However it was recorded and named, it’s a mad, glorious mess: the sound of several genres each being battered relentlessly against a wall until they’re bloodied and semi-conscious then being bound together, crushed and crammed forcibly into the mixing desk. The drums crash, blare and distort; a heavy, twangy funk-rock riff muscles its way in periodically, trying in vain to assert its dominance; a shrill, atonal sci-fi synth darts in periodically, surveys the chaos, shrugs its shoulders and wanders out again; and somewhere, lurking in the shadows, a frightened little harpsichord-effect keyboard tinkles shyly.
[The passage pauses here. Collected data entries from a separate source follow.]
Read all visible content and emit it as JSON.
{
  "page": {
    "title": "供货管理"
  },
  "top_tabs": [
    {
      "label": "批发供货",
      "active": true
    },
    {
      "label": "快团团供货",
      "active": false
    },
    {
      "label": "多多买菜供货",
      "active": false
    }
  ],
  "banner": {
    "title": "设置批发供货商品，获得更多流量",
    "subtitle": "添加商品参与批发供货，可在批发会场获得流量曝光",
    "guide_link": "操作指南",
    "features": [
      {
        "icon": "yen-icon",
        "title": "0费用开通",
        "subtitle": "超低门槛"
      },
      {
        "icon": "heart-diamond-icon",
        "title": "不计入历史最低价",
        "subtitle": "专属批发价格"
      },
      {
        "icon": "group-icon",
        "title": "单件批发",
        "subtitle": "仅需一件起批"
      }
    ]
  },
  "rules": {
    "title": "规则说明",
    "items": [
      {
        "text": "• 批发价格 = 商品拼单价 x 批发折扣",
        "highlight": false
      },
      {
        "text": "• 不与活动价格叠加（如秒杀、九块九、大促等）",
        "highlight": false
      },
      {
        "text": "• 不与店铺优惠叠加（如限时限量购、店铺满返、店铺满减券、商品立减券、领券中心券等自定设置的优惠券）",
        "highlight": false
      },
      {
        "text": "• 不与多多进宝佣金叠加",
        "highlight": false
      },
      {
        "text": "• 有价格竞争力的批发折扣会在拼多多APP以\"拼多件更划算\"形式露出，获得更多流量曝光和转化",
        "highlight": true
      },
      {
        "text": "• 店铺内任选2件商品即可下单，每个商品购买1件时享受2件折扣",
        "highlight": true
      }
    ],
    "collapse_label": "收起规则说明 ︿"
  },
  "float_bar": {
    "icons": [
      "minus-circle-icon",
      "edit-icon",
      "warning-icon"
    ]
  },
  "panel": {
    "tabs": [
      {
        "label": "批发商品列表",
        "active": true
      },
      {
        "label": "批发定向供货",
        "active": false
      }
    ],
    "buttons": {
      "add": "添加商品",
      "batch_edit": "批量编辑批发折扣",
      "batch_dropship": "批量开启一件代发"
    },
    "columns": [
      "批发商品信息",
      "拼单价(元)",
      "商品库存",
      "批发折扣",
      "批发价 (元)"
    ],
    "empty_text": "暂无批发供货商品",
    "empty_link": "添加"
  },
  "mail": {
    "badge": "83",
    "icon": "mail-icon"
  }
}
Over all of this, the multiple layers of cut & paste MES vocals swarm like enraged wasps; a bit like being surrounded by a crowd of angry drunks getting down to a brawl at closing time in Wetherspoons. The words are frantically, angrily garbled and once again pretty much beyond interpretation; it’s hard to argue with The Annotated Fall that the song ‘isn’t meant to be explained’ when it contains lines like’ The house is falling in /
ecstatic midges / cloud coverage’.
According to Reformation, it was played only once (in New York on 30 March 1998) ‘with some venom’. It captures the overall spirit of Levitate perfectly: bleak, desperate, aggressive, venomous, chaotic, punishing – yet exhilarating.
Spencer Must Die
Co-written with Simon Spencer, Spencer Must Die is one of those songs that have contributed to the MES ‘pre-cog’ mythology following Spencer’s death in 2003.
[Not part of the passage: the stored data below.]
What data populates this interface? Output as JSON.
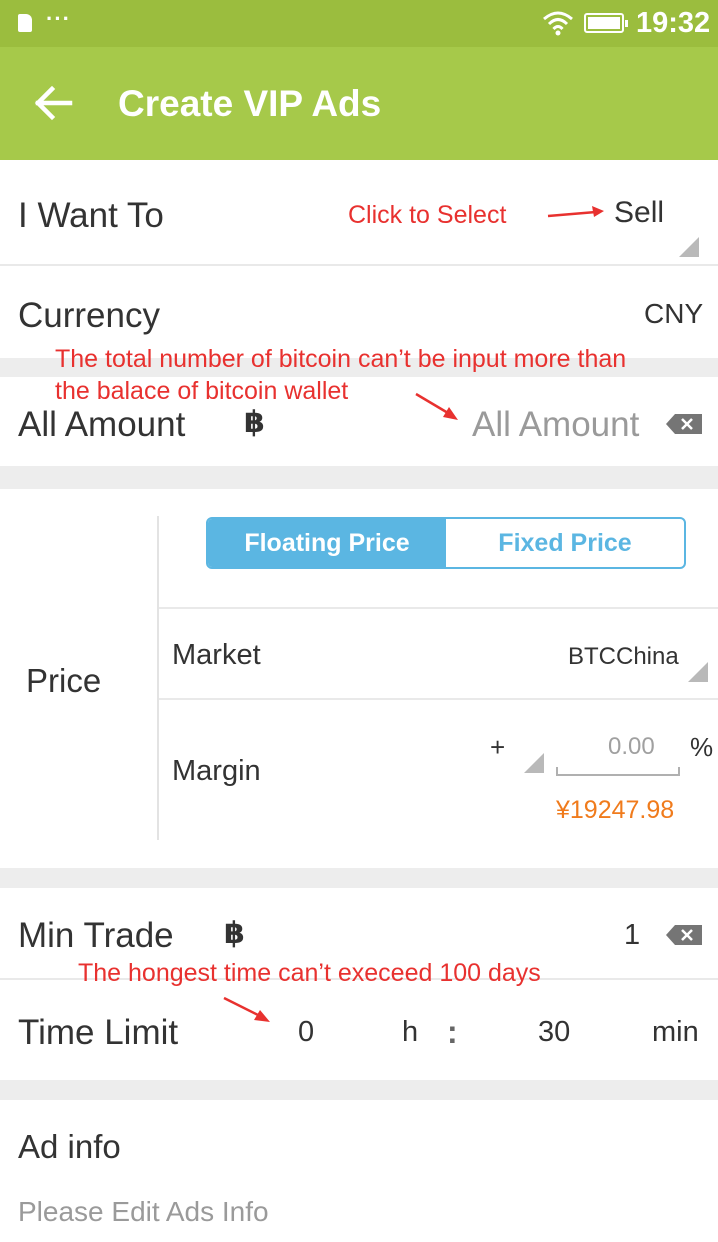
{
  "status_bar": {
    "time": "19:32",
    "dots": "···"
  },
  "app_bar": {
    "title": "Create VIP Ads"
  },
  "want_to": {
    "label": "I Want To",
    "value": "Sell",
    "annotation": "Click to Select"
  },
  "currency": {
    "label": "Currency",
    "value": "CNY"
  },
  "amount": {
    "label": "All Amount",
    "placeholder": "All Amount",
    "symbol": "฿",
    "annotation_line1": "The total number of bitcoin can’t be input more than",
    "annotation_line2": "the balace of bitcoin wallet"
  },
  "price": {
    "label": "Price",
    "tabs": [
      {
        "label": "Floating Price",
        "active": true
      },
      {
        "label": "Fixed Price",
        "active": false
      }
    ],
    "market": {
      "label": "Market",
      "value": "BTCChina"
    },
    "margin": {
      "label": "Margin",
      "sign": "+",
      "value_placeholder": "0.00",
      "unit": "%",
      "computed_price": "¥19247.98"
    }
  },
  "min_trade": {
    "label": "Min Trade",
    "symbol": "฿",
    "value": "1"
  },
  "time_limit": {
    "label": "Time Limit",
    "hours": "0",
    "hours_unit": "h",
    "separator": ":",
    "minutes": "30",
    "minutes_unit": "min",
    "annotation": "The hongest time can’t execeed 100 days"
  },
  "ad_info": {
    "label": "Ad info",
    "placeholder": "Please Edit Ads Info"
  },
  "colors": {
    "header": "#a6c94a",
    "status_bar": "#9bbd3e",
    "accent_blue": "#5bb6e2",
    "annotation_red": "#e8312f",
    "price_orange": "#f07b1c"
  }
}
Like several others on Levitate, there’s not much of an actual song, but it lopes along in a loose, head-bobbing fashion; an effortlessly engaging shuffle. Steve Hanley provides a fluid, sliding, oscillating rhythm that unobtrusively underpins everything (notwithstanding the little misstep at 1:19).
There are lots of little details to love: the (slightly cheesy) descending synth line that adds a splash of colour; the little snippets of understated twangy guitar (e.g at 1:34 and 1:37); the distortion on the vocals at 0:28-0:31; the gentle guitar strum that appears at 2:07).
It’s more of a skeleton of an idea than a ‘proper’ song, with MES doing little other than mumbling stuff about sunflowers and raspberries. It also features a fade-out that’s abrupt even by The Fall’s standards. But, like 4 1/2 Inch, there’s an air of confident disregard about the notion of what constitutes a ‘proper’ song that’s uplifting.
An odd cover of rather an odd song. Actually, the original song (by Hank Mizell) itself isn’t so odd, being a pretty standard rockabilly/novelty tune, albeit one with some pleasingly raw and twangy guitar; what is a little peculiar is that this 50s obscurity was a top ten hit in the UK in the mid-70s, for no apparent reason.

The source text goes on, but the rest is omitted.